222 Meter Rotordurchmesser

Siemens Gamesa baut Rekordwindkraftanlage

20. Mai 2020, 13:45 Uhr   |  Hagen Lang

Siemens Gamesa baut Rekordwindkraftanlage
© Siemens Gamesa

Ein Rotordurchmesser von 130 m und eine Leistung von 3,3 MW befähigen die Onshore-WEA SWT-3.3-130 von Siemens Wind Power für Binnenstandorte mit mittlerem bis schwachem Wind.

Siemens Gamesa stellt 2021 den Prototypen einer 14+ MW Offshore-Turbine mit Direktantrieb und 222-Meter-Rotor fertig. Mit 108 Metern ist jedes „IntegralBlade“ Rotorblatt einer der SG 14-222 DD Offshore-Windturbinen so lang wie drei Space Shuttles. Der kommerzielle Marktstart ist für 2024 geplant.
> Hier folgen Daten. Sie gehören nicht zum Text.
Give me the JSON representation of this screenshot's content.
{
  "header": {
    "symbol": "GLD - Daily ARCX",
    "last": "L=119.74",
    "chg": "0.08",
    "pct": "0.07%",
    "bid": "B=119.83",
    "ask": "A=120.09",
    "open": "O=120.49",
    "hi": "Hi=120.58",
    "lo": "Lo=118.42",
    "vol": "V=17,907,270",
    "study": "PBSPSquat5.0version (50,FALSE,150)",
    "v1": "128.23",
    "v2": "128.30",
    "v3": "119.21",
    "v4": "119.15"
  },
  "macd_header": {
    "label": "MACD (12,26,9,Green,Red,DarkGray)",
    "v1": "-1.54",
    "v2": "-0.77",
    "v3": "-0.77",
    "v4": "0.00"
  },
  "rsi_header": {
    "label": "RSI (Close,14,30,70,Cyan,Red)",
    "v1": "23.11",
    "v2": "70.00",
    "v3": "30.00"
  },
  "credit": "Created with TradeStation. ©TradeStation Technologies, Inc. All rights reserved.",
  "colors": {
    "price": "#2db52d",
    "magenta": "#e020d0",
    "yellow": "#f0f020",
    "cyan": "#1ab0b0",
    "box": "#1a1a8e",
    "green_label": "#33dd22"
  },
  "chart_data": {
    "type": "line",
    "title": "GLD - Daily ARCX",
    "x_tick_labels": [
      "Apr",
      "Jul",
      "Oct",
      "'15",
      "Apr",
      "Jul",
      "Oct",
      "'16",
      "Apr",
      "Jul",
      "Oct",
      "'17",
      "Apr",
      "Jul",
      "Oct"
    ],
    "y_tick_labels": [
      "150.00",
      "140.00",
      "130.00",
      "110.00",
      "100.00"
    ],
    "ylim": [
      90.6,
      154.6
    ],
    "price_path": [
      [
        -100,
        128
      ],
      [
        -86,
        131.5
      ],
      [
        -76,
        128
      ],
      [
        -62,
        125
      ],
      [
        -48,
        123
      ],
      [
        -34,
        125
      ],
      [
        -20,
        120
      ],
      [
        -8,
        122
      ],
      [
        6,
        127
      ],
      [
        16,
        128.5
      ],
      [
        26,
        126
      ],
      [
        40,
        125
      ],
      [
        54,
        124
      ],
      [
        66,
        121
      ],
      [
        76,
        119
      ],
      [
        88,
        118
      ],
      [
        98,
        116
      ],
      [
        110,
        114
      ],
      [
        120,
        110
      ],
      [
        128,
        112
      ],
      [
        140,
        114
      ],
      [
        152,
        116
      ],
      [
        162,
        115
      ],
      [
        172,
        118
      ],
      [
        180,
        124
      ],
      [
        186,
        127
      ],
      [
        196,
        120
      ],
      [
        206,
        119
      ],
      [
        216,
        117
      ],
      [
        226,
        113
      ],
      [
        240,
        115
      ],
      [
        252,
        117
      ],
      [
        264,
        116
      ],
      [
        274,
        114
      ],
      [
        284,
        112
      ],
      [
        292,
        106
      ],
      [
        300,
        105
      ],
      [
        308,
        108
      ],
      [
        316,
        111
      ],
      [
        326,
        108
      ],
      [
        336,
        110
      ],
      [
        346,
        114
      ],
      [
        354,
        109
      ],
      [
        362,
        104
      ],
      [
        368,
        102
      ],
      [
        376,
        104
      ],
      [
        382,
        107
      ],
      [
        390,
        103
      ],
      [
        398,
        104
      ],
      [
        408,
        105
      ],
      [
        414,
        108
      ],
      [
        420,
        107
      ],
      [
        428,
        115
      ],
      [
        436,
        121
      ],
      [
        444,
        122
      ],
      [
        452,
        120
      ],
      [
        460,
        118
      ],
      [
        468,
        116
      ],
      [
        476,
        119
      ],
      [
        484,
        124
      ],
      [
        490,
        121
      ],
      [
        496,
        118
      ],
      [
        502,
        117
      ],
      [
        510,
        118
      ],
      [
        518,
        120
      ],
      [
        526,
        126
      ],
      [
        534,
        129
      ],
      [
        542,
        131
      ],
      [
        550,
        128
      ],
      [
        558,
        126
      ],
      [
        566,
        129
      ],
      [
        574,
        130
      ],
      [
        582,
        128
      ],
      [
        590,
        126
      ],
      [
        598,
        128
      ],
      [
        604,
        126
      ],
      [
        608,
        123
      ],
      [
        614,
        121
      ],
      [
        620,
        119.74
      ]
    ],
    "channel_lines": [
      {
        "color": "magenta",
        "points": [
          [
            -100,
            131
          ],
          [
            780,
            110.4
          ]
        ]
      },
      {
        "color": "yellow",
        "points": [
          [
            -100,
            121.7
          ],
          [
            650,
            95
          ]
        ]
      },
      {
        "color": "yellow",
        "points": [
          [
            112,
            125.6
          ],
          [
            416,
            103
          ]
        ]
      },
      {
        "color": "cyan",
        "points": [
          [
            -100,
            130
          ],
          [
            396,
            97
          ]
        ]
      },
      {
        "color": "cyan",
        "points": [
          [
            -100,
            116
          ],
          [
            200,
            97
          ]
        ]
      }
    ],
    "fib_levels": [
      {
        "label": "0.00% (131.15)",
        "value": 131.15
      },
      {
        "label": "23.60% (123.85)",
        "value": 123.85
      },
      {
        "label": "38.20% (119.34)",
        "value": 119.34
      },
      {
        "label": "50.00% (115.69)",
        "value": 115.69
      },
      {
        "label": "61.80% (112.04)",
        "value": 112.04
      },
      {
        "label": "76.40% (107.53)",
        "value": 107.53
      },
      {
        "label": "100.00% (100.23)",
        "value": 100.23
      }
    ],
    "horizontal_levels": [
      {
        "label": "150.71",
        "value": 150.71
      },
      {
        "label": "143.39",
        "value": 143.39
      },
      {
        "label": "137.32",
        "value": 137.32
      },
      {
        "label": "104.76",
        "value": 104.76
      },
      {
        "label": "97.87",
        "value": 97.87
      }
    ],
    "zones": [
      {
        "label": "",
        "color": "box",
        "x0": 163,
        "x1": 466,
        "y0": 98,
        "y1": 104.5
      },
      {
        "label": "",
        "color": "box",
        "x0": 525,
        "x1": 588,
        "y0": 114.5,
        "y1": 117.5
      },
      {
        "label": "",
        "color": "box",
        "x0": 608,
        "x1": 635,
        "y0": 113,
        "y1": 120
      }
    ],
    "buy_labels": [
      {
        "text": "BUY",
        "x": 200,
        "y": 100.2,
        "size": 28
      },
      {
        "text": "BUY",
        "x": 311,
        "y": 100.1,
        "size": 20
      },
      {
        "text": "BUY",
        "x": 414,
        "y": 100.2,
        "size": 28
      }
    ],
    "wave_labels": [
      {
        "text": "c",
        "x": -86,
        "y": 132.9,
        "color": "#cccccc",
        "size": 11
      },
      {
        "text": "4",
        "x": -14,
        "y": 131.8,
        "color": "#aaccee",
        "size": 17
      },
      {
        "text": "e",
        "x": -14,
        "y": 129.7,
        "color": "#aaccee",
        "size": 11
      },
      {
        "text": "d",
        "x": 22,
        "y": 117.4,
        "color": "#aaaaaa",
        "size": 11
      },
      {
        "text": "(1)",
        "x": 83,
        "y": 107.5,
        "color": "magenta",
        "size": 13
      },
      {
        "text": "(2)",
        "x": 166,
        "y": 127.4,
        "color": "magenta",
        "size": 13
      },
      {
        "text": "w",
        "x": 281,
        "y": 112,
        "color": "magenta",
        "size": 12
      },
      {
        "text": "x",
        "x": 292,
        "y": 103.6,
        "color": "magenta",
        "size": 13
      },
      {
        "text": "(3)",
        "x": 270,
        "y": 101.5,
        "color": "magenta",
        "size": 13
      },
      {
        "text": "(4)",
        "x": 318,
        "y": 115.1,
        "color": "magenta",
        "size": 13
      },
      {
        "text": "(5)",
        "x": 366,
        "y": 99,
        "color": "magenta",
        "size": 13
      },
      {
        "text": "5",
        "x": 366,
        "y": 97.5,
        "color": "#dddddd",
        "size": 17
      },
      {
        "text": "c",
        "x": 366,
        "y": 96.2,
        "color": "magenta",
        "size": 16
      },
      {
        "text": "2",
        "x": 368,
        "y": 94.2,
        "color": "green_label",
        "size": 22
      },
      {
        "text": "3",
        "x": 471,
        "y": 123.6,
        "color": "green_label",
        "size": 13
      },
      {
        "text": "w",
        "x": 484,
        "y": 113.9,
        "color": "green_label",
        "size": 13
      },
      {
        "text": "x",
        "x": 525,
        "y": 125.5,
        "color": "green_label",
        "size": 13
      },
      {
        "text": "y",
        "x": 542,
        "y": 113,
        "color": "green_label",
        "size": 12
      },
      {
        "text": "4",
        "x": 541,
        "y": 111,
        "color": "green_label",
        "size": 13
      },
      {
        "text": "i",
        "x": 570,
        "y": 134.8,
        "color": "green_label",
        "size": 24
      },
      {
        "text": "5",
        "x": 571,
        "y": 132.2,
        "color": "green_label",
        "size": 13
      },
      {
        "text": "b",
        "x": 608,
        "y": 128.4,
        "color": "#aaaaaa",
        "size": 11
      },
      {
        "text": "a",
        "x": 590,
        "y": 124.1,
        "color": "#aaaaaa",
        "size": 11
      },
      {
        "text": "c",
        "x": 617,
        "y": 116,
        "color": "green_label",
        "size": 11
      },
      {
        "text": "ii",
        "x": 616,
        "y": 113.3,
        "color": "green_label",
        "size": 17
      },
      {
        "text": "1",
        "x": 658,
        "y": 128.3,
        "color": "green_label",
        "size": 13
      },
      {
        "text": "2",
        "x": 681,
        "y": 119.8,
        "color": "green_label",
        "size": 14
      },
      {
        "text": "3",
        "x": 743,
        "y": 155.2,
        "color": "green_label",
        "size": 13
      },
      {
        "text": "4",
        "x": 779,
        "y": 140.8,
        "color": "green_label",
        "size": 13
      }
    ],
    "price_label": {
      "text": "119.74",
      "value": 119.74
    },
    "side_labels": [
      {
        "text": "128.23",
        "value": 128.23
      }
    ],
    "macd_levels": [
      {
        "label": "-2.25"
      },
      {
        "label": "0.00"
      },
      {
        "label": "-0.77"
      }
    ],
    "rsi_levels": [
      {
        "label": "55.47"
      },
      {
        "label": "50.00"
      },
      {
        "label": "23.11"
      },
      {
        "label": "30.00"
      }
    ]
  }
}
Die Nennleistung von 14 MW soll per Power-Boost-Funktion 15 MW erreichen. Gegenwärtig beansprucht GE Renewable Energy mit ihrer Haliade-X 12 MW-Offshore-Windturbine den Status als stärkste Windkraftanlage der Welt, gefolgt von Siemens Gamesas SG 11.0-200 DD mit 11 MW und der MHI Vestas V164 mit 8-9,5 MW Leistung. Letztere verfügt sogar über einen eigenen Hubschrauberlandeplatz auf der Gondel. Die überstrichene Fläche der neuen Turbine entspricht mit 39.000 m2 ungefähr fünfeinhalb Fußballfeldern. 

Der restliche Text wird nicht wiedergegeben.